Greens senator David Shoebridge lambasted the "God-like powers" vested in the minister considered in the legislation.
"It's the kind of power that is reminiscent of the White Australia policy," he said on Monday.
"It would allow a future minister without any parliamentary oversight to effectively reinstate something like the White Australia policy."
He said the forcible deportation aspect of the bill was globally unique in its cruelty and the travel ban was ineffective in changing the behaviour of rogue regimes.
Australia is a signatory to various international human rights treaties including the principle of non-refoulement, which means refugees cannot be sent back to countries where they face persecution.
People from Iran, Iraq, Russia and South Sudan have been floated as possible targets of the ban but the government has not released a full list.

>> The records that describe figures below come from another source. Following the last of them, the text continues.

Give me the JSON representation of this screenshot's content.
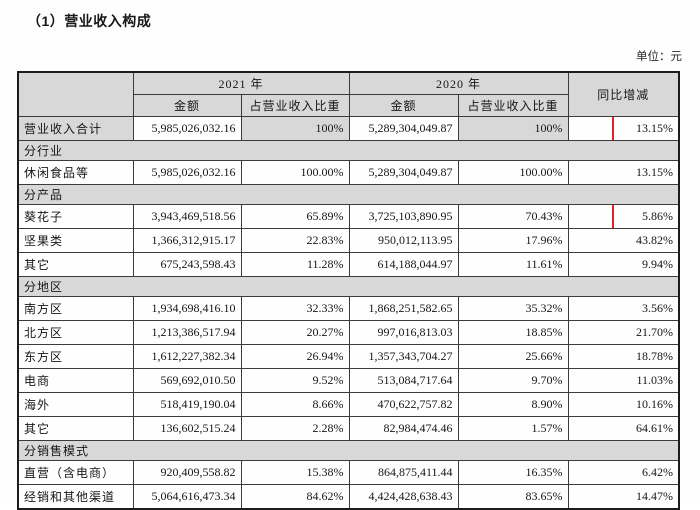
{
  "page": {
    "title": "（1）营业收入构成",
    "unit_label": "单位：元"
  },
  "colors": {
    "header_bg": "#d8d8d8",
    "highlight_box": "#e12525"
  },
  "table": {
    "header": {
      "year_2021": "2021 年",
      "year_2020": "2020 年",
      "yoy": "同比增减",
      "amount": "金额",
      "share": "占营业收入比重"
    },
    "rows": [
      {
        "type": "total",
        "label": "营业收入合计",
        "a2021": "5,985,026,032.16",
        "s2021": "100%",
        "a2020": "5,289,304,049.87",
        "s2020": "100%",
        "yoy": "13.15%",
        "highlight": true
      },
      {
        "type": "section",
        "label": "分行业"
      },
      {
        "type": "data",
        "label": "休闲食品等",
        "a2021": "5,985,026,032.16",
        "s2021": "100.00%",
        "a2020": "5,289,304,049.87",
        "s2020": "100.00%",
        "yoy": "13.15%"
      },
      {
        "type": "section",
        "label": "分产品"
      },
      {
        "type": "data",
        "label": "葵花子",
        "a2021": "3,943,469,518.56",
        "s2021": "65.89%",
        "a2020": "3,725,103,890.95",
        "s2020": "70.43%",
        "yoy": "5.86%",
        "highlight": true
      },
      {
        "type": "data",
        "label": "坚果类",
        "a2021": "1,366,312,915.17",
        "s2021": "22.83%",
        "a2020": "950,012,113.95",
        "s2020": "17.96%",
        "yoy": "43.82%"
      },
      {
        "type": "data",
        "label": "其它",
        "a2021": "675,243,598.43",
        "s2021": "11.28%",
        "a2020": "614,188,044.97",
        "s2020": "11.61%",
        "yoy": "9.94%"
      },
      {
        "type": "section",
        "label": "分地区"
      },
      {
        "type": "data",
        "label": "南方区",
        "a2021": "1,934,698,416.10",
        "s2021": "32.33%",
        "a2020": "1,868,251,582.65",
        "s2020": "35.32%",
        "yoy": "3.56%"
      },
      {
        "type": "data",
        "label": "北方区",
        "a2021": "1,213,386,517.94",
        "s2021": "20.27%",
        "a2020": "997,016,813.03",
        "s2020": "18.85%",
        "yoy": "21.70%"
      },
      {
        "type": "data",
        "label": "东方区",
        "a2021": "1,612,227,382.34",
        "s2021": "26.94%",
        "a2020": "1,357,343,704.27",
        "s2020": "25.66%",
        "yoy": "18.78%"
      },
      {
        "type": "data",
        "label": "电商",
        "a2021": "569,692,010.50",
        "s2021": "9.52%",
        "a2020": "513,084,717.64",
        "s2020": "9.70%",
        "yoy": "11.03%"
      },
      {
        "type": "data",
        "label": "海外",
        "a2021": "518,419,190.04",
        "s2021": "8.66%",
        "a2020": "470,622,757.82",
        "s2020": "8.90%",
        "yoy": "10.16%"
      },
      {
        "type": "data",
        "label": "其它",
        "a2021": "136,602,515.24",
        "s2021": "2.28%",
        "a2020": "82,984,474.46",
        "s2020": "1.57%",
        "yoy": "64.61%"
      },
      {
        "type": "section",
        "label": "分销售模式"
      },
      {
        "type": "data",
        "label": "直营（含电商）",
        "a2021": "920,409,558.82",
        "s2021": "15.38%",
        "a2020": "864,875,411.44",
        "s2020": "16.35%",
        "yoy": "6.42%"
      },
      {
        "type": "data",
        "label": "经销和其他渠道",
        "a2021": "5,064,616,473.34",
        "s2021": "84.62%",
        "a2020": "4,424,428,638.43",
        "s2020": "83.65%",
        "yoy": "14.47%"
      }
    ]
  }
}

"I doubt (Russian President) Vladimir Putin is shaking in his boots about what (Immigration Minister) Andrew Giles is going to do on an immigration provision," Senator Shoebridge said.
Sanmati Verma, acting legal director of the Human Rights Law Centre, told the senate hearing the proposal of punishing people for not voluntarily wanting to be deported to home countries was "unprecedented".
"We talk about a Trump-style travel ban and it will be a sad day when we talk about an Albanese-style criminalisation of non co-operation."
Piumetharshika Kaneshan, a 19-year-old nursing student from Canberra who escaped Sri Lanka with her family, said the threat of being jailed or deported was a heavy burden to carry.
"I am ... one of the people who might be jailed if this bill is passed into law."
She said she was representing a group of Iranian and Sri Lankan women whose cases had been held up by the Abbott government's fast-track system reviewing their protection claims about a decade ago.
"This is our home, we don't have any other home ... don't make us lose our homes."
Several diaspora groups including from the Iranian, Kurdish, South Sudanese and Zimbabwean communities opposed the "unchecked" powers that would be vested in the immigration minister.
They underscored the government's lack of consultation and the narrow definition of family reunion had caused concern and stress, especially for those seeking medical treatment in Australia.
Home Affairs Department secretary Stephanie Foster pushed back on criticisms from more than 100 submissions to the committee about the punitive nature of the bill.
"The absence of a power to enforce someone leaving a country that they no longer have a legal right to be in ... is fundamental to the integrity of our system and I make no apology for that," Ms Foster said.
She revealed that 2184 non-citizens were voluntarily deported in 2023, with 90 forcibly removed.
"There is no preconceived list of countries that might be designated," she said.
Senior home affairs officials said the legislation would affect about 5000 people in various visas classes.
Debate over the laws come before a High Court decision on Wednesday involving an Iranian citizen known as ASF17.
The man seeks to have an earlier High Court ruling that indefinite immigration detention is illegal for those who cannot be returned to a third country, also cover detainees who refuse to co-operate with their deportation.